From: Mathias Gaunard (mathias.gaunard_at_[hidden])
Date: 2013-06-26 16:03:53


On 26/06/13 01:24, Giovanni Piero Deretta wrote:
> On Tue, Jun 25, 2013 at 11:14 PM, Eric Niebler <eniebler_at_[hidden]> wrote:
>> On 13-06-25 01:53 AM, Giovanni Piero Deretta wrote:
>>> On Mon, Jun 24, 2013 at 8:19 PM, Eric Niebler <eniebler_at_[hidden]> wrote:
>>>> On 13-06-24 11:53 AM, Pierre Talbot wrote:
>>>>>>
>>> [...]
>>>> And while I'm thinking of it, I see lots of potential with try_call and
>>>> C++14's generic lambdas.

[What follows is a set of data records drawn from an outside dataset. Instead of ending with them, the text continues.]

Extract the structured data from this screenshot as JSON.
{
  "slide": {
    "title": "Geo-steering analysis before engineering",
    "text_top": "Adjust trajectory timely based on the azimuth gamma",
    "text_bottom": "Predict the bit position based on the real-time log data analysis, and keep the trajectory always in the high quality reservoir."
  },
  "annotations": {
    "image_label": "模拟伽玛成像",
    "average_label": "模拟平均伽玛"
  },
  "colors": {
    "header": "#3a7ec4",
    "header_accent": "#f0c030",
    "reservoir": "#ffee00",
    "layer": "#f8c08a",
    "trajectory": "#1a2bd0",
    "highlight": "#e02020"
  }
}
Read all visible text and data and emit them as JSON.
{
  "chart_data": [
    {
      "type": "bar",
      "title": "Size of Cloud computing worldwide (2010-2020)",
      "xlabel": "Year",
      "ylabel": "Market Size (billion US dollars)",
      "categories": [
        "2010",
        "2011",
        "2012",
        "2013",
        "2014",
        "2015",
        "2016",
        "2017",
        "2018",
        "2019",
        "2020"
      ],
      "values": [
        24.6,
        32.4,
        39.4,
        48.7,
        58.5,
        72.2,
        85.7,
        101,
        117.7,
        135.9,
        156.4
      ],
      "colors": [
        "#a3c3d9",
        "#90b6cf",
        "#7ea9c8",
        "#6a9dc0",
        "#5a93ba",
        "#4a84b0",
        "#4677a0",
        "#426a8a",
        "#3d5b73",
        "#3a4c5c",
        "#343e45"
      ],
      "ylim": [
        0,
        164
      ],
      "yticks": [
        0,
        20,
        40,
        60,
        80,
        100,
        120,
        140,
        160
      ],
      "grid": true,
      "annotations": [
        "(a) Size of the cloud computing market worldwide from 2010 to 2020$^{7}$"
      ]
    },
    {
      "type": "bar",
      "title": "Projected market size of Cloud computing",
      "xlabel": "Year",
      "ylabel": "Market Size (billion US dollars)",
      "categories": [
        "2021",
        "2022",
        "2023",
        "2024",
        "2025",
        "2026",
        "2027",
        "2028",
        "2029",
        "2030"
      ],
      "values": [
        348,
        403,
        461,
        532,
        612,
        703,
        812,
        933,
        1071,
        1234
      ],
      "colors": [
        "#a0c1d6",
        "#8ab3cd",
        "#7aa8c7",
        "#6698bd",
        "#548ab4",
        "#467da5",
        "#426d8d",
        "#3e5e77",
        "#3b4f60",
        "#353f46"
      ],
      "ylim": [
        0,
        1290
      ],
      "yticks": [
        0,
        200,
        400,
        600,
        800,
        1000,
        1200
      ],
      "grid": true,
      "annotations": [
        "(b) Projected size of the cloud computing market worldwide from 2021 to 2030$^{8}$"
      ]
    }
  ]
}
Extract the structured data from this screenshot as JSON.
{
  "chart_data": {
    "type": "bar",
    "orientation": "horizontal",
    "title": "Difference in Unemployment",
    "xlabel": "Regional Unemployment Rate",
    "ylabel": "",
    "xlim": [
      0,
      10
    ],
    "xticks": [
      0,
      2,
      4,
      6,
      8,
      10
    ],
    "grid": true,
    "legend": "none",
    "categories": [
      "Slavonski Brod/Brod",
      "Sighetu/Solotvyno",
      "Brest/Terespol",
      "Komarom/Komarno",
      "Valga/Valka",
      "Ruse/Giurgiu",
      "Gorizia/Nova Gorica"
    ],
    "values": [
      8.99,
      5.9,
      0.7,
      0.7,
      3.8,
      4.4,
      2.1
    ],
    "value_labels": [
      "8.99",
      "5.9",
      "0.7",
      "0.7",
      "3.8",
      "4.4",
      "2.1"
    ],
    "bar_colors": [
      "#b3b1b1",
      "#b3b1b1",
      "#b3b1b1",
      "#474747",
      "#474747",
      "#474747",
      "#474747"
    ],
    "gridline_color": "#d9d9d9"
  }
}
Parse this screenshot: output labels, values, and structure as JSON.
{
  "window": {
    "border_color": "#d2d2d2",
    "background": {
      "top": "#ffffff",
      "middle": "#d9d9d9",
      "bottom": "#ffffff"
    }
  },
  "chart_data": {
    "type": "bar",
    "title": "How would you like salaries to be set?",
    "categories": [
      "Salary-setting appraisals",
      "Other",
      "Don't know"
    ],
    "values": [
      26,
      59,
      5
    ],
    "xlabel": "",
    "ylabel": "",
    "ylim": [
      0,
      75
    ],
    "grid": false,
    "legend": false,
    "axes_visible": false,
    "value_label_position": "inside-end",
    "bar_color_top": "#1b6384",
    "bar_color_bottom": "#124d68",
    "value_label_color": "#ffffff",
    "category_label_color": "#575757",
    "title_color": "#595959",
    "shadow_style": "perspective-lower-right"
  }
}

Wish I had a compiler that implements them. In
>>>> the above, if h is not something that can be passed as a parameter,
>>>> you'd want this:
>>>>
>>>> try_call([](auto &&...args){return
>>>> h(forward<decltype-dance>(args)...);})(f(), "hello world", g(), 42);
>>>>
>>>> This begs to be wrapped up in a macro.
>>>>
>>>
>>> Yet another use case for n3617:
>>>
>>> try_call([]h)(f(), "hello world", g(), 42);
>>
>> Oooh, that's nice. Has this been discussed yet in committee?
>>
>>> See https://github.com/gpderetta/Experiments/blob/master/tests/quote_test.cc
>>> for a C++11 macro based proof-of-concept implementation.
>>
>
> As far as I know it hasn't been discussed at last meeting. Not sure
> whether for lack of time or lack of a sponsor.

Probably lack of a sponsor.
It's just syntactic sugar. You could just write INVOKABLE(h), with
INVOKABLE a suitably defined macro, to achieve exactly the same thing.